The prediction model was build using a Machine Learning method, called Random Forest Regressor. As all regression methods it uses historical data and attempts to learn a correlation between input data and their impact on the output.

Random Forest Regressor was selected as it outperformed another, usually also very successful method - Gradient Boosting Regressor. Its power comes from an interesting strategy of building multiple predictors (decision trees) and averaging their outputs. Each tree is built in a slightly different way, using different subset of historical data, and randomly selecting different variables during the process of building the trees. This strategy allows to build a model that can handle well multidimensional data and estimate well importance of each input variable. It is a highly configurable method so several experiments were held to select parameters that produce the best results on training data.

Performance Evaluation of performance let us estimate average prediction error to be close to 1800 and median error close to 1300 (half of predictions should be closer to real values than 1300). Errors were estimated using cross validation: averaging errors made by the model trained on all but one typhoon, which was left out for testing.
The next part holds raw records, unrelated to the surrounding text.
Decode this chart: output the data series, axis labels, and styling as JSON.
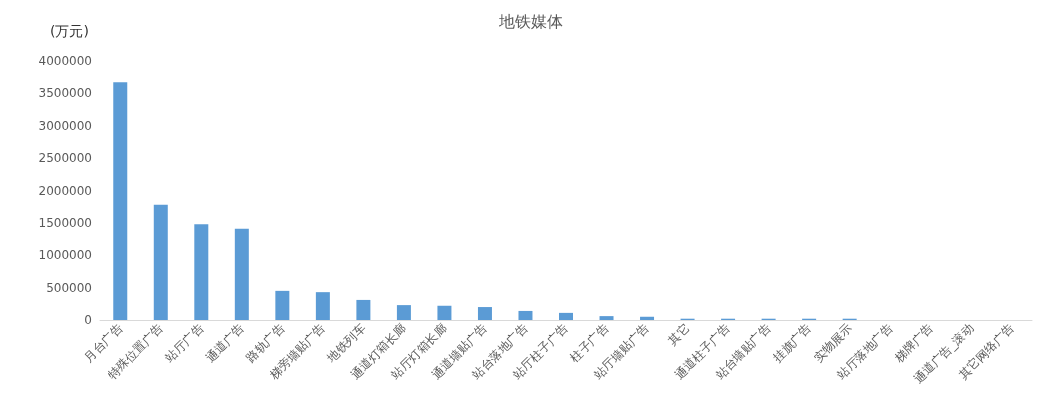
{
  "chart_data": {
    "type": "bar",
    "title": "地铁媒体",
    "ylabel": "(万元)",
    "categories": [
      "月台广告",
      "特殊位置广告",
      "站厅广告",
      "通道广告",
      "路轨广告",
      "梯旁墙贴广告",
      "地铁列车",
      "通道灯箱长廊",
      "站厅灯箱长廊",
      "通道墙贴广告",
      "站台落地广告",
      "站厅柱子广告",
      "柱子广告",
      "站厅墙贴广告",
      "其它",
      "通道柱子广告",
      "站台墙贴广告",
      "挂旗广告",
      "实物展示",
      "站厅落地广告",
      "梯牌广告",
      "通道广告_滚动",
      "其它网络广告"
    ],
    "values": [
      3670000,
      1780000,
      1480000,
      1410000,
      450000,
      430000,
      310000,
      230000,
      220000,
      200000,
      140000,
      110000,
      60000,
      50000,
      20000,
      20000,
      20000,
      20000,
      20000,
      0,
      0,
      0,
      0
    ],
    "color": "#5b9bd5",
    "ylim": [
      0,
      4000000
    ],
    "yticks": [
      0,
      500000,
      1000000,
      1500000,
      2000000,
      2500000,
      3000000,
      3500000,
      4000000
    ],
    "grid": false
  }
}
Procedure was repeated 4 times, each time leaving different one for testing.

Application The model was applied to predict numbers of houses damaged by Haima, the most recent typhoon. Predicted numbers were used to prioritize municipalities in a scale from 1 to 5 (1 of lowest damage, 5 for highest predicted damage). The categories were assigned using following percentiles: 0%, 35%, 65%, 85%, 95%, which should be interpreted as: 35% of all municipalities with lowest damage were assigned priority 1, 5% of all municipalities with highest predicted numbers were given priority 5. This selection of thresholds was rather arbitrary, with a goal in mind to emphasize places with highest damage. Chosen percentiles translate to the following absolute numbers:

Priority 1 - predicted number of houses damaged below 183 Priority 2 - predicted number of houses damaged between [183, 345) Priority 3 - predicted number of houses damaged between [345, 1205) Priority 4 - predicted number of houses damaged between [1205, 2498) Priority 5 - predicted number of houses damaged over 2498

Future steps Prepared model is going to be improved in future by adding more input variables related to geographical information and by extending training data. When more data is available also selection of the algorithm will be reconsidered, if simulation results motivate it.

Caveats / Comments

Accuracy: NDRRMC publishes official data; they can only publish the official data when it is validated by their local counterparts (LGU or regional officials).